The galleries have been visited by many. Some become enamored with what they find and experience, while others become terrified with some drawn to madness, and death. It is always these instances where I feel utter bliss.

Here, this place, Is like an angry voice that keeps us quiet. It keeps my sweet confessions beneath my tongue. These walls adorned with the victorious divine are like my children, born in Sodom, raised in Gomorra. Grown into men and women raised on the rod with a whip in hand.

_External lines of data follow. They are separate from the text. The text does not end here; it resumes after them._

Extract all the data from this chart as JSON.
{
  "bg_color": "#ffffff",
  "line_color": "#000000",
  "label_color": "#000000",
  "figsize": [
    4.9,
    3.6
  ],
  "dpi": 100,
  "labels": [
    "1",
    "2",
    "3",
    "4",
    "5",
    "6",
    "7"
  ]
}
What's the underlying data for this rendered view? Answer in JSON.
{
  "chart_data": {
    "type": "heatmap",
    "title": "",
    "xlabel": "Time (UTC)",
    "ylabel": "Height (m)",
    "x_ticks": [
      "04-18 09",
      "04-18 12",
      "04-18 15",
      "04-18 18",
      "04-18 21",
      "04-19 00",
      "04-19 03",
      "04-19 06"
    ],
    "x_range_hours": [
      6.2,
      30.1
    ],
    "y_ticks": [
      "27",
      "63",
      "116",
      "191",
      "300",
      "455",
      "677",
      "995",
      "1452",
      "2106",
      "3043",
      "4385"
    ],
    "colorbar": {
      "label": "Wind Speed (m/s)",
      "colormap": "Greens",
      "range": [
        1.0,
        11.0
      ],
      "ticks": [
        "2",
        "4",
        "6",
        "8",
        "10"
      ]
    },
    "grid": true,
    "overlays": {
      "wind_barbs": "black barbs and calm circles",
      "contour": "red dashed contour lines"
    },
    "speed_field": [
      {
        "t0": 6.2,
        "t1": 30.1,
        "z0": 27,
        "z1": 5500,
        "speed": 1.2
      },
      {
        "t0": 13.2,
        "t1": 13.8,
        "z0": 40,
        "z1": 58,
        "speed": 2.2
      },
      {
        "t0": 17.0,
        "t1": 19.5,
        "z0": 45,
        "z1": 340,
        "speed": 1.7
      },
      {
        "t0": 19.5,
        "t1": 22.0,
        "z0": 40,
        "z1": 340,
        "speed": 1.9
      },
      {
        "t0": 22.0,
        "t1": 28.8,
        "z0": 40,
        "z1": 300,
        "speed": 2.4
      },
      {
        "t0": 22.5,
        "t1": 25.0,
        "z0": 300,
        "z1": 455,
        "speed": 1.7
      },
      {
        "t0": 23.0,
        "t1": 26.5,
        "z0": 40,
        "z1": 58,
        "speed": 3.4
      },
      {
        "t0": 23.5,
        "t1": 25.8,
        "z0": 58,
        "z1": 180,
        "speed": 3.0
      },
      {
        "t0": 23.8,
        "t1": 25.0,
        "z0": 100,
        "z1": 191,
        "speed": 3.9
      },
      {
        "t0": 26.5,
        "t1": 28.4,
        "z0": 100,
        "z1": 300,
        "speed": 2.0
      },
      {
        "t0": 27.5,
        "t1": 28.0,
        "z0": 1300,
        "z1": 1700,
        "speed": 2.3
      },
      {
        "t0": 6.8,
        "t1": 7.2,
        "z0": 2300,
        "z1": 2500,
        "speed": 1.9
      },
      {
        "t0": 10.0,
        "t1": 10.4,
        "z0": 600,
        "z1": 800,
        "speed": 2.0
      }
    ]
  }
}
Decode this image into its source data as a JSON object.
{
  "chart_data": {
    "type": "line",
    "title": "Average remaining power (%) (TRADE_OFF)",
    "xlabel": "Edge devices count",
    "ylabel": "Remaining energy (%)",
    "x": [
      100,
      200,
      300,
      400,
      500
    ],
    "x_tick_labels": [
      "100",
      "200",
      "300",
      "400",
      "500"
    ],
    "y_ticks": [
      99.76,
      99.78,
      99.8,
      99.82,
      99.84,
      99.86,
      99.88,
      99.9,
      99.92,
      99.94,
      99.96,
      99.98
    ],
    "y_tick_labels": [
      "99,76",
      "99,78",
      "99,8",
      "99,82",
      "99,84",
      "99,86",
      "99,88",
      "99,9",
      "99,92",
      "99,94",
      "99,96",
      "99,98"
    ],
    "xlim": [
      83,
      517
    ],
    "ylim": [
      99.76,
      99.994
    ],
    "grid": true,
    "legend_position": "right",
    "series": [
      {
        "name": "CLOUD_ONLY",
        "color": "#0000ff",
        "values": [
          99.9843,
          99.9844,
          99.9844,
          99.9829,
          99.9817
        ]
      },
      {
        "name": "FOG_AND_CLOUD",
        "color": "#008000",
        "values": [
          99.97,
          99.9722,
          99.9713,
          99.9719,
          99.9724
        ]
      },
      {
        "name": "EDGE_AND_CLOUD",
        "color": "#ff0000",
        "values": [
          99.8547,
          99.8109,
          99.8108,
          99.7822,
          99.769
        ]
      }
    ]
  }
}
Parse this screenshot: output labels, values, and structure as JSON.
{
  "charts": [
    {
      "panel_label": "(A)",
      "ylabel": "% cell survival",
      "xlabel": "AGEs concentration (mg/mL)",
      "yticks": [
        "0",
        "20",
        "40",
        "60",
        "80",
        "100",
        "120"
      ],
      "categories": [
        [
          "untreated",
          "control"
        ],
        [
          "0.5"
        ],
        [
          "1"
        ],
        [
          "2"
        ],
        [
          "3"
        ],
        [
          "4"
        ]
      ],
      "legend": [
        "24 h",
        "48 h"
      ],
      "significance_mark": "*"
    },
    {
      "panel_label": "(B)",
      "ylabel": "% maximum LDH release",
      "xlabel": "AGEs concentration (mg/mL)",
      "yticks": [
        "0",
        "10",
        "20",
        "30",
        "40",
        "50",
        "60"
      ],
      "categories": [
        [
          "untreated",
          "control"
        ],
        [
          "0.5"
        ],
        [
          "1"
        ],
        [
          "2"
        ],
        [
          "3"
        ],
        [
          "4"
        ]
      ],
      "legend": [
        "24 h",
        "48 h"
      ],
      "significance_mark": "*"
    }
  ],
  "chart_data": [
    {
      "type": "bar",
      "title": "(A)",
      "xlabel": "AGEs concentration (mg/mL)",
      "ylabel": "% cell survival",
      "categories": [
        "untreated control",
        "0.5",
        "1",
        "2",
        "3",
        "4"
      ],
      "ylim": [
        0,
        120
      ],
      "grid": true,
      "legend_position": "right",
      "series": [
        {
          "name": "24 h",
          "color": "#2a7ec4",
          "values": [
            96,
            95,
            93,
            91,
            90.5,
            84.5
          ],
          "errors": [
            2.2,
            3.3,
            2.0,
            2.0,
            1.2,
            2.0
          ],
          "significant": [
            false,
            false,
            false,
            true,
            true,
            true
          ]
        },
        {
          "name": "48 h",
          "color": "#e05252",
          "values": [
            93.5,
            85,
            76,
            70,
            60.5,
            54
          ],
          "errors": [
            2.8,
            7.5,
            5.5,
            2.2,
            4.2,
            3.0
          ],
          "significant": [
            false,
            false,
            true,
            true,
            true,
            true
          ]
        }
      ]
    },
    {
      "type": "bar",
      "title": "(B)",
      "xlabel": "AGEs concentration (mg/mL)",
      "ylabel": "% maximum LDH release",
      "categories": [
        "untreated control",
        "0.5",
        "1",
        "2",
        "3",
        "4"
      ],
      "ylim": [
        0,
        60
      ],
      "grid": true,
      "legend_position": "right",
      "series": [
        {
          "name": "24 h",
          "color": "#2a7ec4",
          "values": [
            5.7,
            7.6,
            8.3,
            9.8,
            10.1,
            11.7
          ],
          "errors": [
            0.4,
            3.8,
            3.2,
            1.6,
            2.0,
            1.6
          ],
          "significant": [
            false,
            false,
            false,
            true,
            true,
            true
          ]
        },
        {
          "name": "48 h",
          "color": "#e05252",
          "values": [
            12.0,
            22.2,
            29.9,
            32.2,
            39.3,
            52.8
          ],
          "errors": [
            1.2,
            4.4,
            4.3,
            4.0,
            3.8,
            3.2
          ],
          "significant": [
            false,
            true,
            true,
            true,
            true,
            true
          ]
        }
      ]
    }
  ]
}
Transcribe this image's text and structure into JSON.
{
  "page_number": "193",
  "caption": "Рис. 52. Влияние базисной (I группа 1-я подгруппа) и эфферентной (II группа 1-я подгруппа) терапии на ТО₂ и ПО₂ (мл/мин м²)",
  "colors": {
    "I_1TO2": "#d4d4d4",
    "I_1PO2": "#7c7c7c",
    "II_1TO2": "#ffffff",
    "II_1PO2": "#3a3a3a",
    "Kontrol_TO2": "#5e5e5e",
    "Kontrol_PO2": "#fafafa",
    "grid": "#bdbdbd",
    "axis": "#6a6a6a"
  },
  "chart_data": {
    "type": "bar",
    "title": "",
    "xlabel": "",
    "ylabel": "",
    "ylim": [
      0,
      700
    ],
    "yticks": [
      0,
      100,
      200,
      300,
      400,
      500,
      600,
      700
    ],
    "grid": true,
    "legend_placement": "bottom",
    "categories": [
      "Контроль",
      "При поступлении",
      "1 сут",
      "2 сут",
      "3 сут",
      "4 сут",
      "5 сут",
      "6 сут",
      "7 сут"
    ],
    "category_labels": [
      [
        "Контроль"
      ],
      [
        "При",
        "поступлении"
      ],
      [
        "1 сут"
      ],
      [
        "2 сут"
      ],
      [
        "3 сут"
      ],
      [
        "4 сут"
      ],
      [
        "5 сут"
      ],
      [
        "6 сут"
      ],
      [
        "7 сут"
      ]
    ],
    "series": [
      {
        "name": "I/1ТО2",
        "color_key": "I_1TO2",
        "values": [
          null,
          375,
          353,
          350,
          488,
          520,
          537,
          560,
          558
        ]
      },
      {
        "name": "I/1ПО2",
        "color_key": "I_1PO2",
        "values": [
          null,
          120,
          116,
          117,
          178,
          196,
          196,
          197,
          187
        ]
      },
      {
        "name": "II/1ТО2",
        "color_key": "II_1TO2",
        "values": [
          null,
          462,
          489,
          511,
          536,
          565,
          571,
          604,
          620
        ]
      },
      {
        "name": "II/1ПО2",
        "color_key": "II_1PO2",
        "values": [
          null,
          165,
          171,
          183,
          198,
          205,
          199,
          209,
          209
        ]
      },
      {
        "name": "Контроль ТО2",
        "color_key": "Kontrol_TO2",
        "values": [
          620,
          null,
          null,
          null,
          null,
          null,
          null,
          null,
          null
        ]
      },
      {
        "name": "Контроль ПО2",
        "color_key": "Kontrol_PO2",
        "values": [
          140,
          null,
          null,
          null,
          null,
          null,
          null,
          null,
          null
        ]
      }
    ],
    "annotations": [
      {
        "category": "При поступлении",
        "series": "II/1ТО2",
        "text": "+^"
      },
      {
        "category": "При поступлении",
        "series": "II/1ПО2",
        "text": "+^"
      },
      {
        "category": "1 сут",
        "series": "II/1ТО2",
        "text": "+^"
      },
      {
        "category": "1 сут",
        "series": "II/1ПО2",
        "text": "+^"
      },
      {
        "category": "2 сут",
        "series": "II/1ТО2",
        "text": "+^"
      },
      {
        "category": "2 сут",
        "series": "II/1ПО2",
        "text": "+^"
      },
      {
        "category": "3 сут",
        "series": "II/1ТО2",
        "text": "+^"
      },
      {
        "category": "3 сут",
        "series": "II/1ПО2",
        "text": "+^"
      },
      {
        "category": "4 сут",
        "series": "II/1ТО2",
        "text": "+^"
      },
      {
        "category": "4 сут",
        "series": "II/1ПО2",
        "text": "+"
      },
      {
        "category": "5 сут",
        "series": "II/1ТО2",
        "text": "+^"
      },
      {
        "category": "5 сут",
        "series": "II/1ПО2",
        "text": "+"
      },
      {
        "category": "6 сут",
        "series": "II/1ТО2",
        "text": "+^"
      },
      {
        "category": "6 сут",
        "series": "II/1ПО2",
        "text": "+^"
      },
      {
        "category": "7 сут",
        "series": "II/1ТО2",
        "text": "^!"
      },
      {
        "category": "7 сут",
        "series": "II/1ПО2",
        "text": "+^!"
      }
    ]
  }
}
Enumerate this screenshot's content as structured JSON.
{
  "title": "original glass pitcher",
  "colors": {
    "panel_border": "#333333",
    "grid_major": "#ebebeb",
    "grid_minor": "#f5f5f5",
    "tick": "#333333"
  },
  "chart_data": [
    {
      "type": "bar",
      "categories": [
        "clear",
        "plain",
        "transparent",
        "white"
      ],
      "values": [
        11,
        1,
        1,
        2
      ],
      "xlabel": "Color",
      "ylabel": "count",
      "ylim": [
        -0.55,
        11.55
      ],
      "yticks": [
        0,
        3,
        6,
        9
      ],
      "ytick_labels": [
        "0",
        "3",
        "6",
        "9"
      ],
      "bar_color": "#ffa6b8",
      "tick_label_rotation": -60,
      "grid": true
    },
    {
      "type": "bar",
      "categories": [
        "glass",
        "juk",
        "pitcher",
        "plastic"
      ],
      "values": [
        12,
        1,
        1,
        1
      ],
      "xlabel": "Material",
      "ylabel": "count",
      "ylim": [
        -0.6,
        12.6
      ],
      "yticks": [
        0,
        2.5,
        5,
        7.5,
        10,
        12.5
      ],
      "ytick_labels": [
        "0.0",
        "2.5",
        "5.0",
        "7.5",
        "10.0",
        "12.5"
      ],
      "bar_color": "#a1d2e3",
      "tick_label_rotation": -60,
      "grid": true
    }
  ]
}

The corridors fill me with certain trepidation that I long for and miss when the doors are shut, but upon them being open, I'm afraid that this place will devour me.

Through all of the galleries that I have created, the Gallery of Suicide, the Gallery of Decompose, or the Gallery of Rage, none can compare to this. The Gallery, my Gallery, brings meaning to this sorrow filled void that I've made my home. The savagery saturates into the walls and the floor, enveloping all who venture fourth to view the cadaverous divine. Wonderfully transcendent effigies given through me to those who needed them. Be it good or bad, they were needed.
Amassing such a collection of rapturous portrayals has been daunting but for the joy they bring me and the grief they brought to others, all was worth it.